Kagame Commits More Troops, Equipment For UN Peacekeeping

President Paul Kagame addressing the Leaders Summit on Peace Operations in US
President Paul Kagame addressing the Leaders Summit on Peace Operations in US

President Paul Kagame of Rwanda has announced extra support to peace keeping operations around the world – this time including an all-female police force.

Rwanda will contribute additional 1600 troops, two attack helicopters, a Level Two Hospital and an-all female police unit, said Kagame on Monday at the UN Leaders Summit on Peace Operations.

This pledge is an addition to over 4500 uniformed men and women Rwanda maintains in different peacekeeping missions. Rwandan troops are operating in troubled Central African Republic, Sudanese region of Darfur, Haiti and South Sudan.

At the summit hosted by US president Barack Obama, more than 50 countries stepped up and promised to contribute 30,000 new troops and police for peace missions.

UN has more than 100,000 troops and police, deployed on four continents, in often difficult conditions but the summit is asking for more.

“All of us – including those seemingly with limited resources/capacities, have meaningful contributions to make,” Kagame told the summit in New York on Monday evening.

He expressed concern over the appalling levels of abuse by peacekeepers saying “surge of abuse by peacekeepers as pointing to a deeper culture of impunity.”

The UN Secretary General Ban Ki-moon told the summit that the main needs for UN Peacekeeping included: predictability, effectiveness, qualified, reliability, accountability and more.

The UN chief’s efforts aim at achieving zero tolerance policy against ‘abusive peacekeepers’.

Ban Ki-moon warned 124 countries that contribute troops and police to UN peace missions that he was ready to throw out entire peacekeeping units if their country fails to take action against soldiers accused of sexual abuse, according to reports.

Kagame noted that peacekeeping loses its meaning and relevance if there is no good relationship of trust between the protector and the protected.

“The lesson for us is that earning and keeping that trust and inspiring confidence has to be the priority,” he said adding; “Peacekeepers must not compound the problems on the ground as evidence has shown with the surge of different forms of abuse.”

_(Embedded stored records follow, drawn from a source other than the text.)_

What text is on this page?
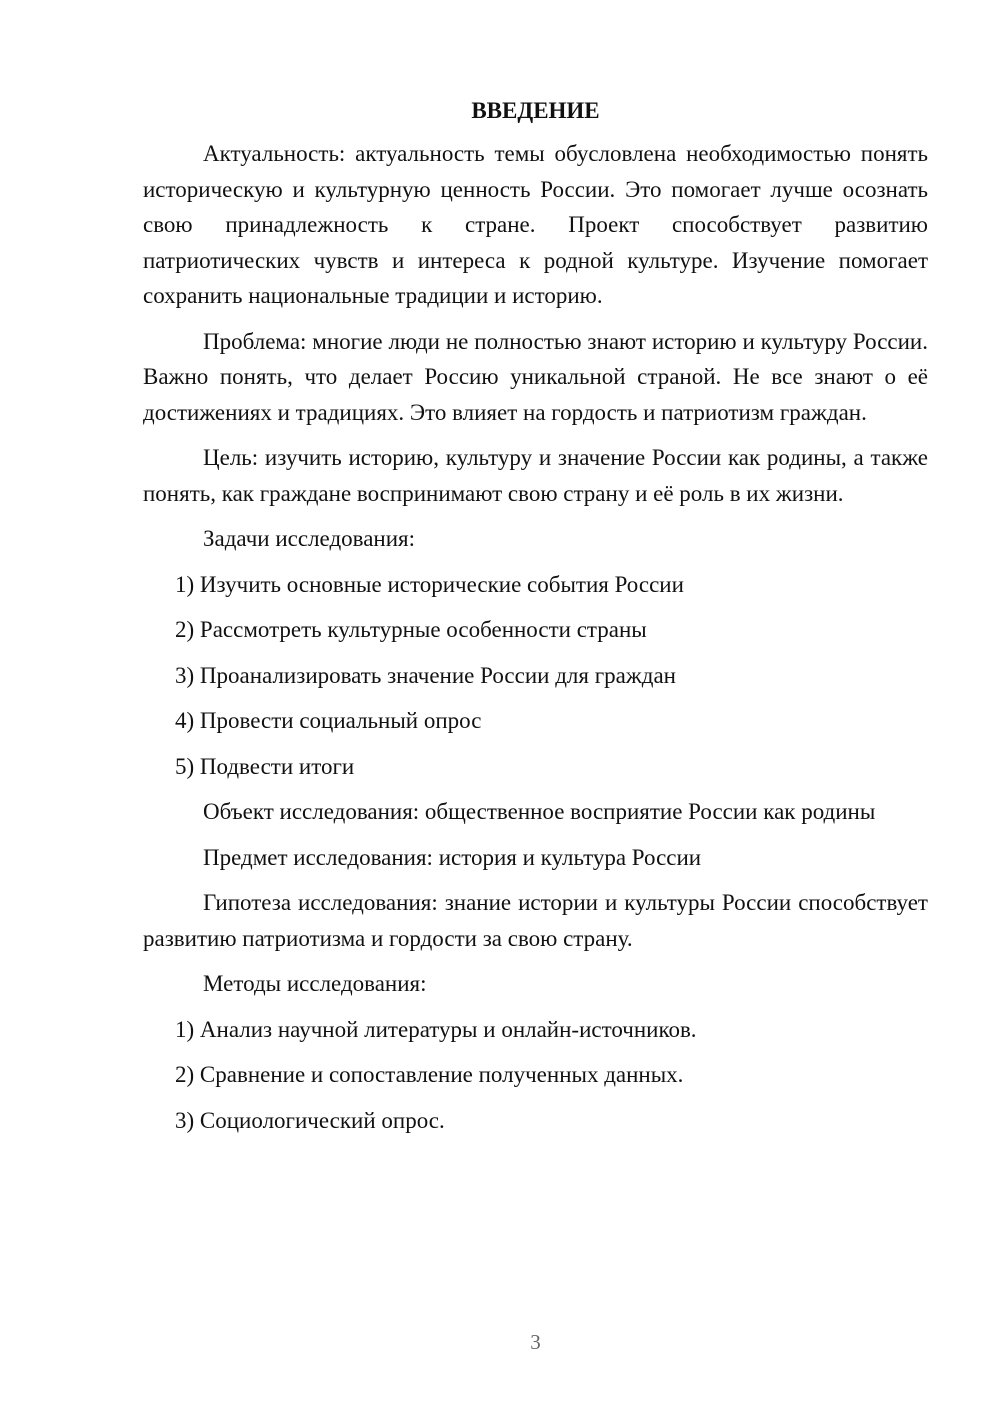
ВВЕДЕНИЕ

Актуальность: актуальность темы обусловлена необходимостью понять историческую и культурную ценность России. Это помогает лучше осознать свою принадлежность к стране. Проект способствует развитию патриотических чувств и интереса к родной культуре. Изучение помогает сохранить национальные традиции и историю.

Проблема: многие люди не полностью знают историю и культуру России. Важно понять, что делает Россию уникальной страной. Не все знают о её достижениях и традициях. Это влияет на гордость и патриотизм граждан.

Цель: изучить историю, культуру и значение России как родины, а также понять, как граждане воспринимают свою страну и её роль в их жизни.

Задачи исследования:
1) Изучить основные исторические события России
2) Рассмотреть культурные особенности страны
3) Проанализировать значение России для граждан
4) Провести социальный опрос
5) Подвести итоги
Объект исследования: общественное восприятие России как родины
Предмет исследования: история и культура России

Гипотеза исследования: знание истории и культуры России способствует развитию патриотизма и гордости за свою страну.

Методы исследования:
1) Анализ научной литературы и онлайн-источников.
2) Сравнение и сопоставление полученных данных.
3) Социологический опрос.
3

President Kagame also said that effective peacekeeping requires clear mandates and shared norms as detailed in Kigali Principles on the Protection of Civilians.

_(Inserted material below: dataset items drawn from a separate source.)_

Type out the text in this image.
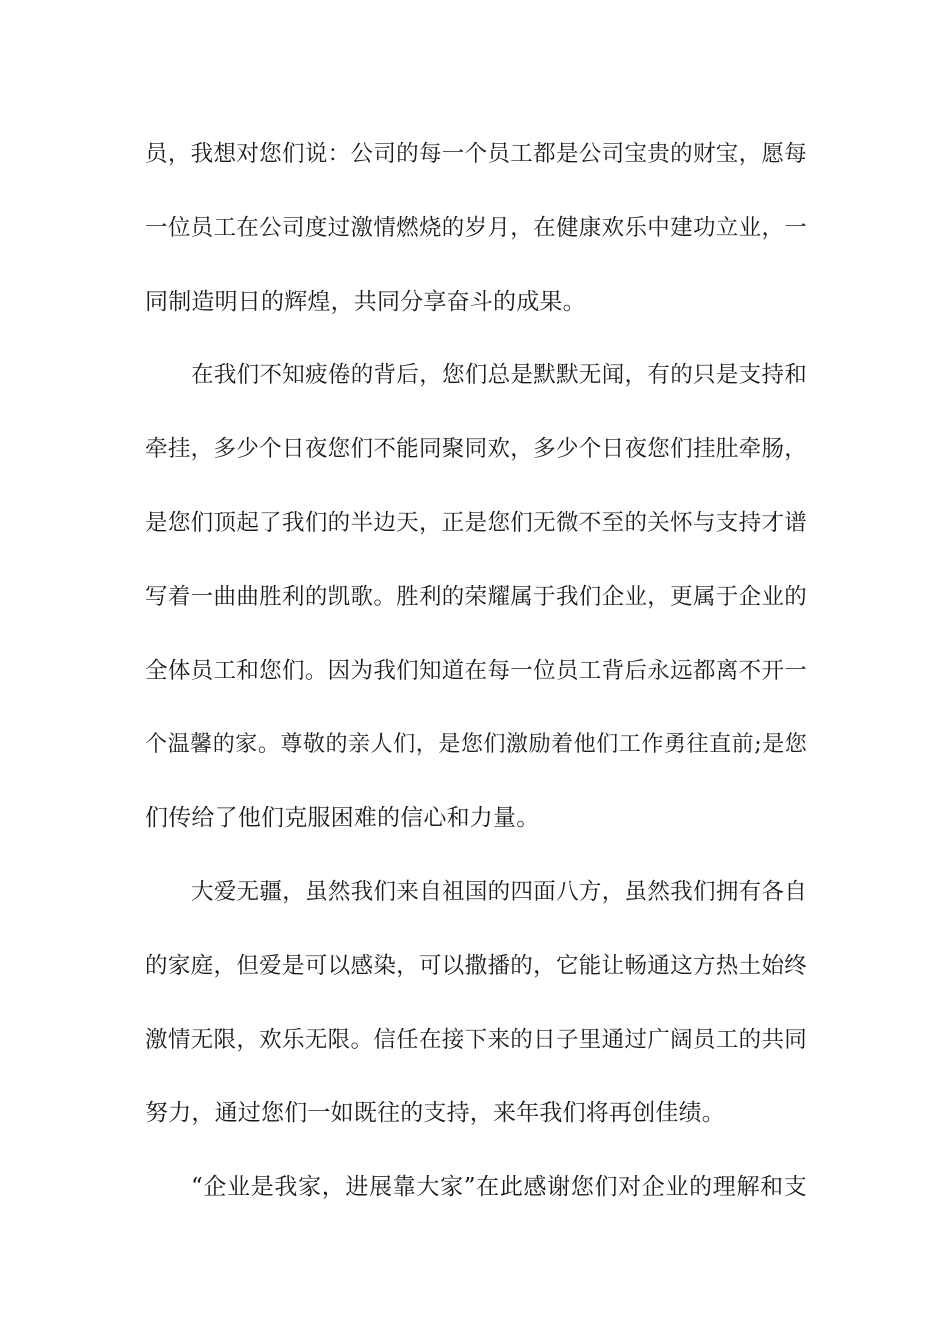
员，我想对您们说：公司的每一个员工都是公司宝贵的财宝，愿每
一位员工在公司度过激情燃烧的岁月，在健康欢乐中建功立业，一
同制造明日的辉煌，共同分享奋斗的成果。
在我们不知疲倦的背后，您们总是默默无闻，有的只是支持和
牵挂，多少个日夜您们不能同聚同欢，多少个日夜您们挂肚牵肠，
是您们顶起了我们的半边天，正是您们无微不至的关怀与支持才谱
写着一曲曲胜利的凯歌。胜利的荣耀属于我们企业，更属于企业的
全体员工和您们。因为我们知道在每一位员工背后永远都离不开一
个温馨的家。尊敬的亲人们，是您们激励着他们工作勇往直前;是您
们传给了他们克服困难的信心和力量。
大爱无疆，虽然我们来自祖国的四面八方，虽然我们拥有各自
的家庭，但爱是可以感染，可以撒播的，它能让畅通这方热土始终
激情无限，欢乐无限。信任在接下来的日子里通过广阔员工的共同
努力，通过您们一如既往的支持，来年我们将再创佳绩。
“企业是我家，进展靠大家”在此感谢您们对企业的理解和支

For his part, President Obama said there is need to fix issues of abuse by peacekeepers saying that the current guidelines on civilian protection are unevenly implemented.

Meanwhile, UN Secretary General called for full participation of women in peace and security measures, “We must promote full participation of women in peace and security measures,” he said.

The summit provided a boost to the UN, which has been struggling to persuade countries to contribute their soldiers to peace operations.

Some of Rwanda troops ready for deployment on a Peace Keeping mission in Central African Republic
Some of Rwanda troops ready for deployment on a Peace Keeping mission in Central African Republic

New Contributions

China pledged 8,000 troops to UN Peacekeeping and $100 million to support the AU African Standby Force including; training, de-mining, engineering, medical, transport, police support.

Rwanda pledged 2 attack helicopters, level 2 hospital, all-female Formed Police Unit & 1600 troops to the UN Peacekeeping Force.

Uruguay pledged 2000 troops, aircraft, K-9 platoon for explosives, training and 12 naval vessels.

Bangladesh pledged infantry battalions, utility helicopters, engineering & riverine units, level 2 hospital, police units and offer training.

The Netherlands pledged to support protection of civilians training, intelligence capabilities & funding for planning.

Pakistan pledged infantry battalions, K-9 unit, UAV, field hospitals, transport, aviation and maintenance facilities.

Indonesia pledged 2700 troops, police in 9 missions, and training, composite battalion to United Nations-African Union Mission in Darfur by end of year.

The UK Mission to the United Nations pledged 70 specialised troops in support of African Union Mission In Somalia, up to 300 troops for UN Mission in South Sudan.

India pledged 850 troops in existing or new operations; additional 03 Police units with higher representation of female peacekeepers; commitment to provide critical enablers; deployment of technical personnel in UN missions.